Cem evlerinde inanç ve itikat olarak İslam inancı hâkimdir. Aleviler; din denince sadece İslam’ın hak olduğuna inanırlar, Peygambersiz İslam’ı asla kabul etmedikleri gibi, içinde Hz. Ali’nin olmadığı bir İslam anlayışını da reddederler.

Diyalogcu Peygambersiz İslam’ı ortaya koymaya çalışırken, Alevi peygamberimizle birlikte Ali’ye taraf olmayı da şart koşarak adeta fitnenin önünü ta baştan kesmiş oluyor.

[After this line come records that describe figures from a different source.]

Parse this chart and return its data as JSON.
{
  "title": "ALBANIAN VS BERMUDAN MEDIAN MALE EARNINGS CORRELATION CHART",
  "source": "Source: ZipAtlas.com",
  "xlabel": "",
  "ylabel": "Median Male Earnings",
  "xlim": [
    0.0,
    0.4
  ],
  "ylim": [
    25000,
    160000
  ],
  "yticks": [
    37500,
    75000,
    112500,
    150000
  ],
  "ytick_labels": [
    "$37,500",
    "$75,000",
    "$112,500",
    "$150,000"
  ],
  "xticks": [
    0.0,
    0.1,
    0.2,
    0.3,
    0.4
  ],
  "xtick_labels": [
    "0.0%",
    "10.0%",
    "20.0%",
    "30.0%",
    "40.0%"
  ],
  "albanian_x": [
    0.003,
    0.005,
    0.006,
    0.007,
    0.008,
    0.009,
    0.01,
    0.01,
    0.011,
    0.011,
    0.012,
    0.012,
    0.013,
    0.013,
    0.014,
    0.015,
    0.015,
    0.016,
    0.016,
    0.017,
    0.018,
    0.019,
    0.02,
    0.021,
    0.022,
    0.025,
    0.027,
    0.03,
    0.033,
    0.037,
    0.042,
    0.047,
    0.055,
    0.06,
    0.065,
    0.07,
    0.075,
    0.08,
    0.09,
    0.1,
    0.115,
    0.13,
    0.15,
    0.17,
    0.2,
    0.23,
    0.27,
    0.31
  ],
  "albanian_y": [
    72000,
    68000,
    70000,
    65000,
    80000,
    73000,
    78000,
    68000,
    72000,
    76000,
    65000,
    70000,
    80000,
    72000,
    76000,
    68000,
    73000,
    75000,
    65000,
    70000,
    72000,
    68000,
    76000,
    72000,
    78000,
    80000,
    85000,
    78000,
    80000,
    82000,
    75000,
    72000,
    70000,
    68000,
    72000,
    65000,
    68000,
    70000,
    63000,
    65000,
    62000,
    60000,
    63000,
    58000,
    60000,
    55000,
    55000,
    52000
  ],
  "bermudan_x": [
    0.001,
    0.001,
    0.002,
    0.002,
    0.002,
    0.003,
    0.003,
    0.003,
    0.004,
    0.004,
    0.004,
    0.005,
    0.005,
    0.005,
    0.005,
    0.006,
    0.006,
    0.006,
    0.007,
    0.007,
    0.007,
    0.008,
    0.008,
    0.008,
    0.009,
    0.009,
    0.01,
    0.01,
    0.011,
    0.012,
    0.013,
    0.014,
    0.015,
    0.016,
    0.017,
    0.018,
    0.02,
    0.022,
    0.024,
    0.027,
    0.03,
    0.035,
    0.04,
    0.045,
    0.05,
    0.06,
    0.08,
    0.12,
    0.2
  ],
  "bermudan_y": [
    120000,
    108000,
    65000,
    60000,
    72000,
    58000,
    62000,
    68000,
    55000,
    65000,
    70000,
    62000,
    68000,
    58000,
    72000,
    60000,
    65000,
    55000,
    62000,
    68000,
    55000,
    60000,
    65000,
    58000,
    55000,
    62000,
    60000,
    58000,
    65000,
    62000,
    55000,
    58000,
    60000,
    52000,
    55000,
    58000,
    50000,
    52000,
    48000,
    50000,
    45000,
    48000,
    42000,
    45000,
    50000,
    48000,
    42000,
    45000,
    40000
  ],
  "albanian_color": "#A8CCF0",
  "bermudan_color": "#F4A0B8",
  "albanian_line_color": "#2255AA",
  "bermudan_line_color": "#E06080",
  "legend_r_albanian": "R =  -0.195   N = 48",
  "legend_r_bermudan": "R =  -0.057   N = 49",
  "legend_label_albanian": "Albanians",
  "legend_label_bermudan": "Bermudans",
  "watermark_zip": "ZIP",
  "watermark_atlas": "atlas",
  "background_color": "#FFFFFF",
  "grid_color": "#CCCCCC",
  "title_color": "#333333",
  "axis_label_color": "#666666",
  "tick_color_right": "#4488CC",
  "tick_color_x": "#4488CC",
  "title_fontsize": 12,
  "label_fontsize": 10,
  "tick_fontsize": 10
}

Eğer Sünni dünyası Aleviler gibi bir inanç ve itikat sahibi olsalardı, kendilerini diyalogcular bozamaz, etkileyemezdi. Yani Ali’sizlik, peygambersizliğe o da, imansızlığa götürür. Bir başka ifade ile Müslüman peygambere olan aşkını, imanını Ehl-i Beyt sevgisi ile sigortalamış ve garanti altına almış oluyor. Alevilik İslam’ın garantörüdür desek yanlış olmaz.

Kısaca Alevilerin ibadet olarak eksikleri olabilir, ama inanç ve iman yönünden Sünnilerden artıları vardır. İbadetlerini de yaptıkları takdirde peygamber ve Ehl-i Beytin rızasını daha çok kazanacaklardır.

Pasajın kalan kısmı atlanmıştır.